"I like him," she said. "I like him—enough, I suppose. He is good—and kind—and gentle. He will be good to me. And I shall try very, very hard to make him happy." Quite suddenly and without warning the fire of her anger burnt up again. She flamed defiance in the man's face.

"How dare you question me?" she cried. "What right have you to ask me questions about such a thing? You, what you are!"

Ste. Marie bent his head.

"No right, mademoiselle," said he in a low voice. "I have no right to ask you anything—not even forgiveness. I think I am a little mad to-day. It—this news came to me suddenly. Yes, I think I am a little mad." The girl stared at him and he looked back with sombre eyes. Once more he was stabbed with intolerable pain to think what she was. Yet in an inexplicable fashion it pleased him that she should carry out her trickery to the end with a high head. It was a little less base done proudly. He could not have borne it otherwise.

"Who are you," the girl cried in a bitter resentment, "that you should understand? What do you know of the sort of life I have led—we have led together, my father and I?—Oh, I don't mean that I'm ashamed of it! We have nothing to feel shame for, but you simply do not know what such a life is."

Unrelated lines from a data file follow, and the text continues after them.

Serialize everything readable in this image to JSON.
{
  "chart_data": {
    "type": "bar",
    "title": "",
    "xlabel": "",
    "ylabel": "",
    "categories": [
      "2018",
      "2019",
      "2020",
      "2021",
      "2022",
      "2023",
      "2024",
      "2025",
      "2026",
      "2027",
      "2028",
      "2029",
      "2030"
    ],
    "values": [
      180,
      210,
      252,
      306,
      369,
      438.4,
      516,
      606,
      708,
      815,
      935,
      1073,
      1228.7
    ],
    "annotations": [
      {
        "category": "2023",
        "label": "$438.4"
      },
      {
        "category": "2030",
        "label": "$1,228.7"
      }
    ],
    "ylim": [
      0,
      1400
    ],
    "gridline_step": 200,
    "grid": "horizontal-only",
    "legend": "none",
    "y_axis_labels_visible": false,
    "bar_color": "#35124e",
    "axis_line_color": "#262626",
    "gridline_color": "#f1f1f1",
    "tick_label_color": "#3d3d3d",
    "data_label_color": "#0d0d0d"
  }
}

Though he writhed with pain, the man nodded over her. He was so glad that she could carry it through proudly, with a high hand, an erect head.

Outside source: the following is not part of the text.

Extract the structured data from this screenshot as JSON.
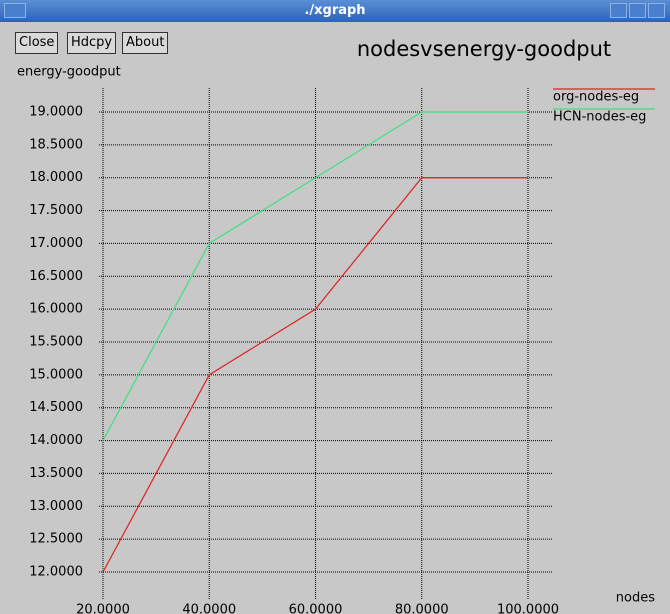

She spread out her arms before him, a splendid and tragic figure.

"What chance have I ever had?" she demanded. "No, I am not blaming him. I am not blaming my father! I chose to follow him. I chose it! But what chance have I had? Think of the people I have lived among! Would you have me marry one of them—one of those men? I'd rather die! And yet I cannot go on—forever. I am twenty now. What if my father—You yourself said yesterday—Oh, I am afraid! I tell you I have lain awake at night a hundred times and shivered with cold, terrible fear of what would become of me if—if anything should happen—to my father.

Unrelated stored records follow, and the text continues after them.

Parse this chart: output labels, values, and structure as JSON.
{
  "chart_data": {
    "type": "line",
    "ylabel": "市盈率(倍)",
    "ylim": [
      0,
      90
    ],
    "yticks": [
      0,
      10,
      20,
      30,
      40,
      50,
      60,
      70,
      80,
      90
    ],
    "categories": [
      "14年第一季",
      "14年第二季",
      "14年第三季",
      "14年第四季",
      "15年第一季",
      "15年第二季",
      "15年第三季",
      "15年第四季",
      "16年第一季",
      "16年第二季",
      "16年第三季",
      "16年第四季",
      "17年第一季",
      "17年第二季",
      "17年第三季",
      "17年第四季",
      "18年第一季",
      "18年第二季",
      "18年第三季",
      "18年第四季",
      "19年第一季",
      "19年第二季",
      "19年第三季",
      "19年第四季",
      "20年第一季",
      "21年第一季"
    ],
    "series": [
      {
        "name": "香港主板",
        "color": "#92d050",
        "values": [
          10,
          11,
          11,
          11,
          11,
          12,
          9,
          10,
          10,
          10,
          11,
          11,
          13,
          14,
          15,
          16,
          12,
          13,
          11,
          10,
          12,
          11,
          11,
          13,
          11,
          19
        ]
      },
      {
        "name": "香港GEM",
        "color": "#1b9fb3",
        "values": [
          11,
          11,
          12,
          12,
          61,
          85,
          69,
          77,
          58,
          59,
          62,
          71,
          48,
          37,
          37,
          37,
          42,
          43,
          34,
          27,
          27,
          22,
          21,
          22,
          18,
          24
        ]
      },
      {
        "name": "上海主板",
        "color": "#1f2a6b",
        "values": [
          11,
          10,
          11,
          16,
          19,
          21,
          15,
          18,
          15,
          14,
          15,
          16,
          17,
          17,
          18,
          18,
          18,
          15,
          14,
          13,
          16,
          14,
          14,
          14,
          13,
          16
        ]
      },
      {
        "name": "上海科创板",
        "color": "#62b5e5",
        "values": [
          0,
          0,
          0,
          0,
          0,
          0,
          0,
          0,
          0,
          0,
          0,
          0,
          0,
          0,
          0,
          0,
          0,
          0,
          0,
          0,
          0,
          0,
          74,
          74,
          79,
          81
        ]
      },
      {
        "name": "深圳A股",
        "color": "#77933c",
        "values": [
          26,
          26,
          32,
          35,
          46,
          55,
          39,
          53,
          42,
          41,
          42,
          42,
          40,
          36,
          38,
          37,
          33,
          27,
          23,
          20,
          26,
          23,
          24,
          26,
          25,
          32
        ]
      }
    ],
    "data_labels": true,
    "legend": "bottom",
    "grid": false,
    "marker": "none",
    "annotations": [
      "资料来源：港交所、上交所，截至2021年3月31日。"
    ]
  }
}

"And so," she said, "when I met Arthur Benham last winter and he—began to—he said—when he begged me to marry him.... Ah, can't you see? It meant safety—safety—safety! And I liked him. I like him now—very, very much. He is a sweet boy. I—shall be happy with him—in a peaceful fashion. And my father——

"Oh, I'll be honest with you," said she. "It was my father who decided me. He was—he is—so pathetically pleased with it! He so wants me to be safe! It's all he lives for now. I—couldn't fight against them both. Arthur and my father.